How he responds when you put boundaries in place is going to be the big tell. Hopefully, it will be fine.

WinterIsHere1990 · 06/07/2023 12:03

Tryingtokeepcalmandcarryon · 06/07/2023 11:12

Just another take on it, does he have any money worries? Can’t afford to buy his own food? Is he embarrassed that he doesn’t know how to cook for you or embarrassed about the state of his flat / his flat mates etc so you can’t go there? Feels like there might be another reason why he tries to come to yours every night and he’s avoiding staying at his! Or perhaps he hadn’t had many serious relationships and as others said just needs some guidance on boundaries :)
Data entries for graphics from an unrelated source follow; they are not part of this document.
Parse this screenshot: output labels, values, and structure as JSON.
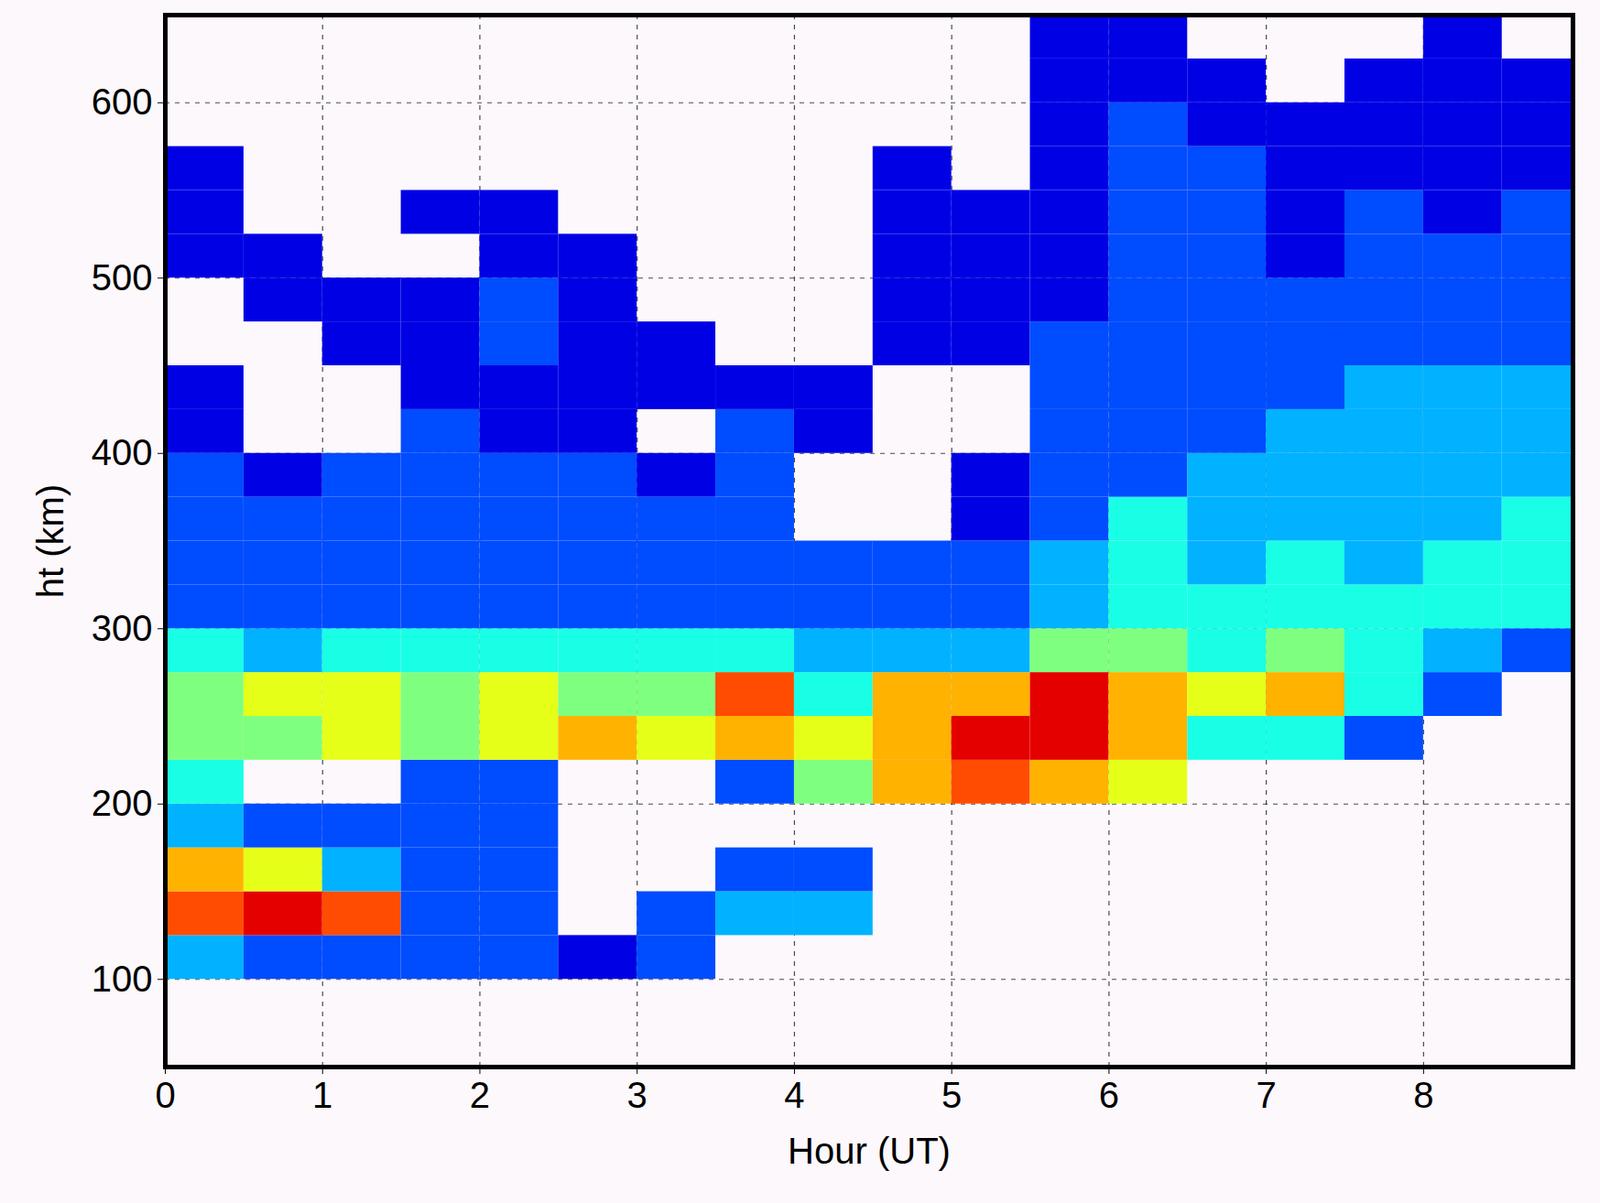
{
  "chart_data": {
    "type": "heatmap",
    "x_label": "Hour (UT)",
    "y_label": "ht (km)",
    "xlim": [
      0,
      8.95
    ],
    "ylim": [
      50,
      650
    ],
    "xticks": [
      0,
      1,
      2,
      3,
      4,
      5,
      6,
      7,
      8
    ],
    "yticks": [
      100,
      200,
      300,
      400,
      500,
      600
    ],
    "grid": true,
    "zlim": [
      0,
      10
    ],
    "x_bins": [
      0,
      0.5,
      1,
      1.5,
      2,
      2.5,
      3,
      3.5,
      4,
      4.5,
      5,
      5.5,
      6,
      6.5,
      7,
      7.5,
      8,
      8.5,
      9
    ],
    "y_bins": [
      100,
      125,
      150,
      175,
      200,
      225,
      250,
      275,
      300,
      325,
      350,
      375,
      400,
      425,
      450,
      475,
      500,
      525,
      550,
      575,
      600,
      625,
      650
    ],
    "values": [
      [
        3,
        2,
        2,
        2,
        2,
        1,
        2,
        null,
        null,
        null,
        null,
        null,
        null,
        null,
        null,
        null,
        null,
        null
      ],
      [
        8,
        9,
        8,
        2,
        2,
        null,
        2,
        3,
        3,
        null,
        null,
        null,
        null,
        null,
        null,
        null,
        null,
        null
      ],
      [
        7,
        6,
        3,
        2,
        2,
        null,
        null,
        2,
        2,
        null,
        null,
        null,
        null,
        null,
        null,
        null,
        null,
        null
      ],
      [
        3,
        2,
        2,
        2,
        2,
        null,
        null,
        null,
        null,
        null,
        null,
        null,
        null,
        null,
        null,
        null,
        null,
        null
      ],
      [
        4,
        null,
        null,
        2,
        2,
        null,
        null,
        2,
        5,
        7,
        8,
        7,
        6,
        null,
        null,
        null,
        null,
        null
      ],
      [
        5,
        5,
        6,
        5,
        6,
        7,
        6,
        7,
        6,
        7,
        9,
        9,
        7,
        4,
        4,
        2,
        null,
        null
      ],
      [
        5,
        6,
        6,
        5,
        6,
        5,
        5,
        8,
        4,
        7,
        7,
        9,
        7,
        6,
        7,
        4,
        2,
        null
      ],
      [
        4,
        3,
        4,
        4,
        4,
        4,
        4,
        4,
        3,
        3,
        3,
        5,
        5,
        4,
        5,
        4,
        3,
        2
      ],
      [
        2,
        2,
        2,
        2,
        2,
        2,
        2,
        2,
        2,
        2,
        2,
        3,
        4,
        4,
        4,
        4,
        4,
        4
      ],
      [
        2,
        2,
        2,
        2,
        2,
        2,
        2,
        2,
        2,
        2,
        2,
        3,
        4,
        3,
        4,
        3,
        4,
        4
      ],
      [
        2,
        2,
        2,
        2,
        2,
        2,
        2,
        2,
        null,
        null,
        1,
        2,
        4,
        3,
        3,
        3,
        3,
        4
      ],
      [
        2,
        1,
        2,
        2,
        2,
        2,
        1,
        2,
        null,
        null,
        1,
        2,
        2,
        3,
        3,
        3,
        3,
        3
      ],
      [
        1,
        null,
        null,
        2,
        1,
        1,
        null,
        2,
        1,
        null,
        null,
        2,
        2,
        2,
        3,
        3,
        3,
        3
      ],
      [
        1,
        null,
        null,
        1,
        1,
        1,
        1,
        1,
        1,
        null,
        null,
        2,
        2,
        2,
        2,
        3,
        3,
        3
      ],
      [
        null,
        null,
        1,
        1,
        2,
        1,
        1,
        null,
        null,
        1,
        1,
        2,
        2,
        2,
        2,
        2,
        2,
        2
      ],
      [
        null,
        1,
        1,
        1,
        2,
        1,
        null,
        null,
        null,
        1,
        1,
        1,
        2,
        2,
        2,
        2,
        2,
        2
      ],
      [
        1,
        1,
        null,
        null,
        1,
        1,
        null,
        null,
        null,
        1,
        1,
        1,
        2,
        2,
        1,
        2,
        2,
        2
      ],
      [
        1,
        null,
        null,
        1,
        1,
        null,
        null,
        null,
        null,
        1,
        1,
        1,
        2,
        2,
        1,
        2,
        1,
        2
      ],
      [
        1,
        null,
        null,
        null,
        null,
        null,
        null,
        null,
        null,
        1,
        null,
        1,
        2,
        2,
        1,
        1,
        1,
        1
      ],
      [
        null,
        null,
        null,
        null,
        null,
        null,
        null,
        null,
        null,
        null,
        null,
        1,
        2,
        1,
        1,
        1,
        1,
        1
      ],
      [
        null,
        null,
        null,
        null,
        null,
        null,
        null,
        null,
        null,
        null,
        null,
        1,
        1,
        1,
        null,
        1,
        1,
        1
      ],
      [
        null,
        null,
        null,
        null,
        null,
        null,
        null,
        null,
        null,
        null,
        null,
        1,
        1,
        null,
        null,
        null,
        1,
        null
      ]
    ]
  }
}
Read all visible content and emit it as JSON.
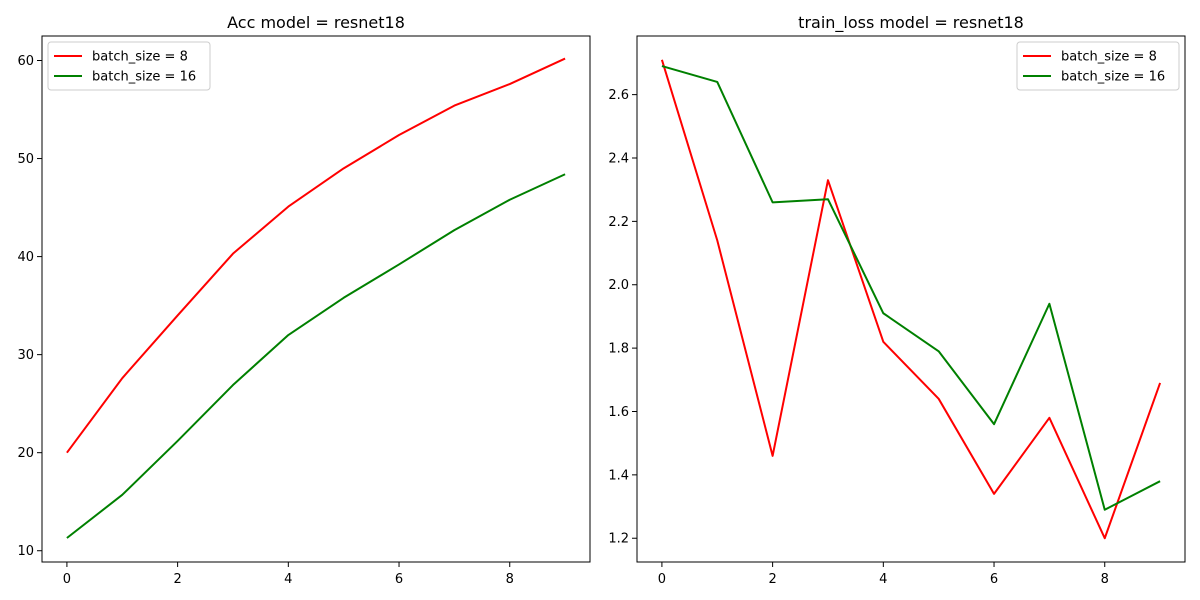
{
  "chart_data": [
    {
      "type": "line",
      "title": "Acc model = resnet18",
      "xlabel": "",
      "ylabel": "",
      "x": [
        0,
        1,
        2,
        3,
        4,
        5,
        6,
        7,
        8,
        9
      ],
      "xlim": [
        -0.45,
        9.45
      ],
      "ylim": [
        8.85,
        62.5
      ],
      "xticks": [
        0,
        2,
        4,
        6,
        8
      ],
      "yticks": [
        10,
        20,
        30,
        40,
        50,
        60
      ],
      "grid": false,
      "legend": "upper-left",
      "series": [
        {
          "name": "batch_size = 8",
          "color": "#ff0000",
          "values": [
            20.0,
            27.6,
            34.0,
            40.3,
            45.1,
            49.0,
            52.4,
            55.4,
            57.6,
            60.2
          ]
        },
        {
          "name": "batch_size = 16",
          "color": "#008000",
          "values": [
            11.3,
            15.7,
            21.2,
            26.9,
            32.0,
            35.8,
            39.2,
            42.7,
            45.8,
            48.4
          ]
        }
      ]
    },
    {
      "type": "line",
      "title": "train_loss model = resnet18",
      "xlabel": "",
      "ylabel": "",
      "x": [
        0,
        1,
        2,
        3,
        4,
        5,
        6,
        7,
        8,
        9
      ],
      "xlim": [
        -0.45,
        9.45
      ],
      "ylim": [
        1.125,
        2.785
      ],
      "xticks": [
        0,
        2,
        4,
        6,
        8
      ],
      "yticks": [
        1.2,
        1.4,
        1.6,
        1.8,
        2.0,
        2.2,
        2.4,
        2.6
      ],
      "yticklabels": [
        "1.2",
        "1.4",
        "1.6",
        "1.8",
        "2.0",
        "2.2",
        "2.4",
        "2.6"
      ],
      "grid": false,
      "legend": "upper-right",
      "series": [
        {
          "name": "batch_size = 8",
          "color": "#ff0000",
          "values": [
            2.71,
            2.14,
            1.46,
            2.33,
            1.82,
            1.64,
            1.34,
            1.58,
            1.2,
            1.69
          ]
        },
        {
          "name": "batch_size = 16",
          "color": "#008000",
          "values": [
            2.69,
            2.64,
            2.26,
            2.27,
            1.91,
            1.79,
            1.56,
            1.94,
            1.29,
            1.38
          ]
        }
      ]
    }
  ]
}
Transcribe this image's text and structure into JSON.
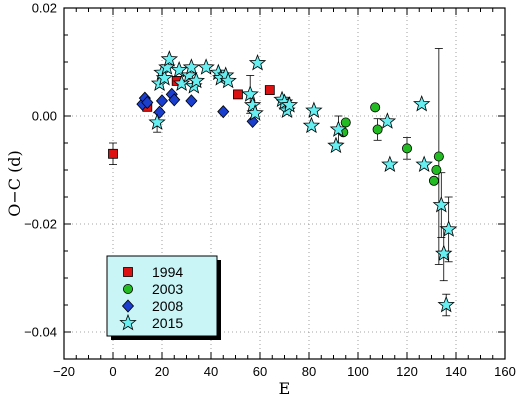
{
  "chart_data": {
    "type": "scatter",
    "title": "",
    "xlabel": "E",
    "ylabel": "O−C (d)",
    "xlim": [
      -20,
      160
    ],
    "ylim": [
      -0.045,
      0.02
    ],
    "xticks": [
      -20,
      0,
      20,
      40,
      60,
      80,
      100,
      120,
      140,
      160
    ],
    "xtick_labels": [
      "−20",
      "0",
      "20",
      "40",
      "60",
      "80",
      "100",
      "120",
      "140",
      "160"
    ],
    "yticks": [
      -0.04,
      -0.02,
      0.0,
      0.02
    ],
    "ytick_labels": [
      "−0.04",
      "−0.02",
      "0.00",
      "0.02"
    ],
    "grid": true,
    "legend_position": "bottom-left",
    "series": [
      {
        "name": "1994",
        "marker": "square",
        "color": "#dd1111",
        "points": [
          {
            "x": 0,
            "y": -0.007,
            "err": 0.002
          },
          {
            "x": 14,
            "y": 0.0017
          },
          {
            "x": 26,
            "y": 0.0065
          },
          {
            "x": 51,
            "y": 0.004
          },
          {
            "x": 64,
            "y": 0.0048
          }
        ]
      },
      {
        "name": "2003",
        "marker": "circle",
        "color": "#22bb22",
        "points": [
          {
            "x": 94,
            "y": -0.003
          },
          {
            "x": 95,
            "y": -0.0012
          },
          {
            "x": 107,
            "y": 0.0016
          },
          {
            "x": 108,
            "y": -0.0025,
            "err": 0.002
          },
          {
            "x": 120,
            "y": -0.006,
            "err": 0.002
          },
          {
            "x": 131,
            "y": -0.012
          },
          {
            "x": 132,
            "y": -0.01
          },
          {
            "x": 133,
            "y": -0.0075,
            "err": 0.02
          }
        ]
      },
      {
        "name": "2008",
        "marker": "diamond",
        "color": "#1a3fcf",
        "points": [
          {
            "x": 12,
            "y": 0.0022
          },
          {
            "x": 13,
            "y": 0.0033
          },
          {
            "x": 14,
            "y": 0.0025
          },
          {
            "x": 19,
            "y": 0.0007
          },
          {
            "x": 20,
            "y": 0.0028
          },
          {
            "x": 24,
            "y": 0.004
          },
          {
            "x": 25,
            "y": 0.003
          },
          {
            "x": 32,
            "y": 0.0028
          },
          {
            "x": 45,
            "y": 0.0008
          },
          {
            "x": 57,
            "y": -0.001
          }
        ]
      },
      {
        "name": "2015",
        "marker": "star",
        "color": "#66eef0",
        "points": [
          {
            "x": 18,
            "y": -0.0012,
            "err": 0.0018
          },
          {
            "x": 19,
            "y": 0.006
          },
          {
            "x": 20,
            "y": 0.008
          },
          {
            "x": 21,
            "y": 0.007
          },
          {
            "x": 22,
            "y": 0.009
          },
          {
            "x": 23,
            "y": 0.0105
          },
          {
            "x": 27,
            "y": 0.0085
          },
          {
            "x": 28,
            "y": 0.006
          },
          {
            "x": 31,
            "y": 0.0075
          },
          {
            "x": 32,
            "y": 0.009
          },
          {
            "x": 33,
            "y": 0.0055
          },
          {
            "x": 34,
            "y": 0.0065
          },
          {
            "x": 38,
            "y": 0.009
          },
          {
            "x": 43,
            "y": 0.008
          },
          {
            "x": 44,
            "y": 0.007
          },
          {
            "x": 46,
            "y": 0.0075
          },
          {
            "x": 47,
            "y": 0.0065
          },
          {
            "x": 56,
            "y": 0.004,
            "err": 0.0035
          },
          {
            "x": 57,
            "y": 0.002
          },
          {
            "x": 58,
            "y": 0.0005
          },
          {
            "x": 59,
            "y": 0.0098
          },
          {
            "x": 69,
            "y": 0.003
          },
          {
            "x": 70,
            "y": 0.0025
          },
          {
            "x": 71,
            "y": 0.001
          },
          {
            "x": 72,
            "y": 0.002
          },
          {
            "x": 81,
            "y": -0.0018
          },
          {
            "x": 82,
            "y": 0.001
          },
          {
            "x": 91,
            "y": -0.0055
          },
          {
            "x": 92,
            "y": -0.0025,
            "err": 0.0025
          },
          {
            "x": 112,
            "y": -0.001
          },
          {
            "x": 113,
            "y": -0.009
          },
          {
            "x": 126,
            "y": 0.0022
          },
          {
            "x": 127,
            "y": -0.009
          },
          {
            "x": 134,
            "y": -0.0165,
            "err": 0.006
          },
          {
            "x": 135,
            "y": -0.0255,
            "err": 0.005
          },
          {
            "x": 136,
            "y": -0.035,
            "err": 0.002
          },
          {
            "x": 137,
            "y": -0.021,
            "err": 0.006
          }
        ]
      }
    ]
  }
}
Nooo not that I have noticed over the course so far anyway. I think because he WFH he likes to escape ( straight to mine). He has said before he just likes my house 😂

I do think you're right with the guidance thing. He's lived quite a sheltered life, I don't think its even intentional the more I think about it

OP posts:
WinterIsHere1990 · 06/07/2023 12:05

RatherBeRiding · 06/07/2023 11:32

Can he cook? I don't live with my DP but because of the logistics he comes to me rather than me going to him. We take very strict turns on cooking. Whoever cooks buys the food and also provides breakfast. Cooking doesn't have to be cooking - it can be opening a tin of beans and toasting some bread!

Yes he can cook, he says he really enjoys cooking. Just never seems to get round to doing it 🤔And when I do cook he takes over....

I just wish he would take over (at his) lol

OP posts:
Backstreets · 06/07/2023 12:09

35? I was going to guess 55 from the op. You should expect a bit more. You do fancy him?